Savunmanın ardından mahkeme başkanı Abdurrahman Orkun Dağ, Öz'e, “Bu davada asıl sorulması gereken soru, 'Kardeşim, bizim bildiğimiz Cumhuriyet FETÖ'cü oldu mu? Sair terör örgütlerini destekledi mi' Okur ne diyor? 'Arkadaş sen son zamanlarda niye şunu destekler yayınlar yaptın' diyor mu” diye sordu. Öz de, okurların mektuplarını kendisine yolladığını söyleyerek, şunları söyledi:

“Okurlar yazarlarla aynı fikirde olmayabilir. Eğer öyle olsaydı bir yazarı kopyalayıp bir tek yazarla devam ederdik. Türkiye'de siyasi tansiyonun yükseldiği zamanlarda Cumhuriyet'in tirajı artar. Kılı 40 yarar Cumhuriyet okuru. Sıradan bir okur kitlesi değildir. Pazartesi günleri gazetede eleştiri fırtınası eser. Önce onlar okunur. Pazartesi günleri yayın toplantılarının yapıldığı toplantılarda önce bunlar konuşulur. Gazeteye aktarılmadığı doğru değildir. Cumhuriyet gazetesinin FETÖ'cü olduğuna veya diğer terör örgütlerine yardım ettiği iddiasına kimse inanmaz.

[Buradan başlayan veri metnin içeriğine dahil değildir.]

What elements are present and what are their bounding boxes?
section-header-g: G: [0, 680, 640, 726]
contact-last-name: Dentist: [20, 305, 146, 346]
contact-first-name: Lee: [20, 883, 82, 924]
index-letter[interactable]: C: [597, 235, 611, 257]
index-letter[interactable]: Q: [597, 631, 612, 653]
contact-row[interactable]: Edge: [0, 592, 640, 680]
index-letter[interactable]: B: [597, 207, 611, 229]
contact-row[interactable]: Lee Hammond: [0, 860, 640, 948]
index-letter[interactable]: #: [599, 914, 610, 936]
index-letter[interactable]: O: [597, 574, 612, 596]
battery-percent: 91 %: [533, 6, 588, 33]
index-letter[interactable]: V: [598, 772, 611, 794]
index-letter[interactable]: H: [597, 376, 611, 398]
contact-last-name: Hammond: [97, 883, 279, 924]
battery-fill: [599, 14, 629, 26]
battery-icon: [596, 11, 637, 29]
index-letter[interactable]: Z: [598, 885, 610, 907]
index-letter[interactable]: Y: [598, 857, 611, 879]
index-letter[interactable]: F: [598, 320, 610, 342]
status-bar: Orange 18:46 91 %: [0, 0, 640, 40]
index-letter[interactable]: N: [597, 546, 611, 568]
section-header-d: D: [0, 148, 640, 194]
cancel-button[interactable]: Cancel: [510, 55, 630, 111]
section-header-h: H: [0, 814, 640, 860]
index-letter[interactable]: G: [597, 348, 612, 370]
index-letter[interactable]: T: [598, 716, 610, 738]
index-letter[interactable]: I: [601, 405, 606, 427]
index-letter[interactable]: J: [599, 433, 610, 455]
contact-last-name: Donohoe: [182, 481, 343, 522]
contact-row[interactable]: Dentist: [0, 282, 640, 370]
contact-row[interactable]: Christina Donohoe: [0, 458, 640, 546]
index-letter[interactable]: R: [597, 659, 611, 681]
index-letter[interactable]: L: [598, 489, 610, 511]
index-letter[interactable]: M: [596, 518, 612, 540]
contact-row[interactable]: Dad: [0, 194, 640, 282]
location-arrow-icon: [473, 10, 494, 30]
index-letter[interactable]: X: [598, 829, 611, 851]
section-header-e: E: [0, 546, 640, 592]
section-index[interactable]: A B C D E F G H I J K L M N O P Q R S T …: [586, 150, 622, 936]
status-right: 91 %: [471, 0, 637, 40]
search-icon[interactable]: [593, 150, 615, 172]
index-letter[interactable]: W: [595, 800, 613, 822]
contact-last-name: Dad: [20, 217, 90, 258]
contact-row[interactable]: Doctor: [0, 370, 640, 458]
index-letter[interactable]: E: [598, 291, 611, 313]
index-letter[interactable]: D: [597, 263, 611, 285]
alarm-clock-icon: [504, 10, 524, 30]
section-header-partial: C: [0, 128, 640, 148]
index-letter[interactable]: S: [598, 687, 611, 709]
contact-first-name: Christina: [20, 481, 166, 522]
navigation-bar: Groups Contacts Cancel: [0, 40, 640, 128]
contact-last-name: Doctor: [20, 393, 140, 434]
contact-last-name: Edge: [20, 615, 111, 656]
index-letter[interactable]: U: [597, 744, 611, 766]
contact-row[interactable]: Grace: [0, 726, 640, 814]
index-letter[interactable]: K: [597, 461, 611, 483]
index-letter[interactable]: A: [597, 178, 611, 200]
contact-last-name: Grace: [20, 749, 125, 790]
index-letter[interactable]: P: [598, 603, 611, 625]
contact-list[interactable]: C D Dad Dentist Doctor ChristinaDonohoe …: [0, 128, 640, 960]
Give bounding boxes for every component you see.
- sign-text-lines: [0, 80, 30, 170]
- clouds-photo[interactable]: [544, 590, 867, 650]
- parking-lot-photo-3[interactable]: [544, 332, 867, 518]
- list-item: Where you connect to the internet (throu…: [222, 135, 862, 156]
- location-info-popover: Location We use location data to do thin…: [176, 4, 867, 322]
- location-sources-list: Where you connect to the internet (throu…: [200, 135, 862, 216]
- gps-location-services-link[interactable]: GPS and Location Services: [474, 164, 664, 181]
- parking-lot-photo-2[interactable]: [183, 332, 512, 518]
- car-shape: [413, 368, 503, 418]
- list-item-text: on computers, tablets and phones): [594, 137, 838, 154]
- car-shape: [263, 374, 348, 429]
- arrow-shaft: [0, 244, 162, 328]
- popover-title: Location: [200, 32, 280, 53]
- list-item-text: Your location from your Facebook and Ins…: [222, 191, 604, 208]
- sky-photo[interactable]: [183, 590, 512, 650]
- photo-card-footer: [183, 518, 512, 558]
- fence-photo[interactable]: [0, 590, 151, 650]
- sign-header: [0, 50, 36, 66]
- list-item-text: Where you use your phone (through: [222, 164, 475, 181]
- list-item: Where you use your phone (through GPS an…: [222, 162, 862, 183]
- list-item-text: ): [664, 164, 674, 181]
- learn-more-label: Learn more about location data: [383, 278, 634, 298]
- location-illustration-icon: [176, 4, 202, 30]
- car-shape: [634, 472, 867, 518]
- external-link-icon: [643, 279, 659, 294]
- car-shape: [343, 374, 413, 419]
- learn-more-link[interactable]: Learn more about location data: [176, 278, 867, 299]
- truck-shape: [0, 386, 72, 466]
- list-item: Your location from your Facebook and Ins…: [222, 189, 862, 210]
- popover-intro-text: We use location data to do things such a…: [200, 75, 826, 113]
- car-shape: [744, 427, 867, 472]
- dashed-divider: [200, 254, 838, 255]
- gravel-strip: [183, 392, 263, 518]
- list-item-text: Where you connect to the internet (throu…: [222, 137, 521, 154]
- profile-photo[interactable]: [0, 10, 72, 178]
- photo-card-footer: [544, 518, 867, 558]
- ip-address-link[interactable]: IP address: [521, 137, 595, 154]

Bence savcı kendisi de inanmıyor. İnansa delil peşine düşer. Manşetlerde delil olur mu?”

Hakimden sorular

Ardından söz alan üye hakim, “Yere izmarit bile atmıyorlar', 'Fakirhaneme malikane diyorlar' ve 'Bu eylem mecbur bırakıldığımız yöntem' haberlerine tepki geldi mi” diye sordu. Öz de, bu haberlerle ilgili herhangi bir tepki almadığını, köşe yazarlarına veya röportajı yapanların görüşlerine müdahale edilmediğini vurguladı.

Mahkeme heyetinden son soru da diğer üye hakimden geldi. Mahkemenin kıdemsiz üyesi Öz'e provokatif bir şekilde, “Sağ elinizi titrerken gördüm. Kronik bir rahatsızlığınız var mı? Duruşmada izah etmek ister misiniz” diye sordu. Öz de, önce bu sorunun neden yöneltildiğini sordu, ardından “İstemem. Önünüzdeki rapor yeterli” diye yanıtladı.

Yeterli oy alamadı

Ardından duruşma savcısı Hacı Hasan Bölükbaşı, iddianamede suçlama konusu edilen 18 Şubat 2014 tarihli Cumhuriyet Vakfı yönetim kurulu toplantısında Mustafa Balbay'ın yerine Eser Sevinç'in seçilmesinin Balbay'ın isteği olup olmadığını sordu. Öz de, Balbay'ın CHP'de aktif görev aldığını ve başkan adayı olduğunu anımsatarak, “Ergenekon'da tutuklu olması nedeniyle görevine son verilmedi. Herhangi bir siyasi partide görev alan kişilerin yönetici fonksiyonunun olması doğru olmaz. Yeterli oy alamadı ve seçilemedi” dedi. Bu sırada İcra Kurulu Başkanımız Akın Atalay, vakıf üyelerinin vakıf senedine göre 2 senede bir yenilendiğini belirterek, “Savcının sorusu resmi senedin dışında başka kişilere de değişmezlik, değiştirilemezlik anlamına gelir. Benim de görev sürem 2 yıl. Bütün yönetim kurulu üyeleri değişecektir. 'Balbay'ı niye seçmediniz' sorusu biraz tuhaf bir soru. Bu eşyanın tabiatına aykırı” dedi. Ardından duruşma savcısı Bölükbaşı, Atalay, “Vakfa kaç yıldır üyesiniz” diye sordu. Atalay da, “”0 yıldır yönetim kurulu üyesiyim ancak seçilemediği için şikayetçi olanlar 20 yıldır üyeydi” diye yanıt verdi.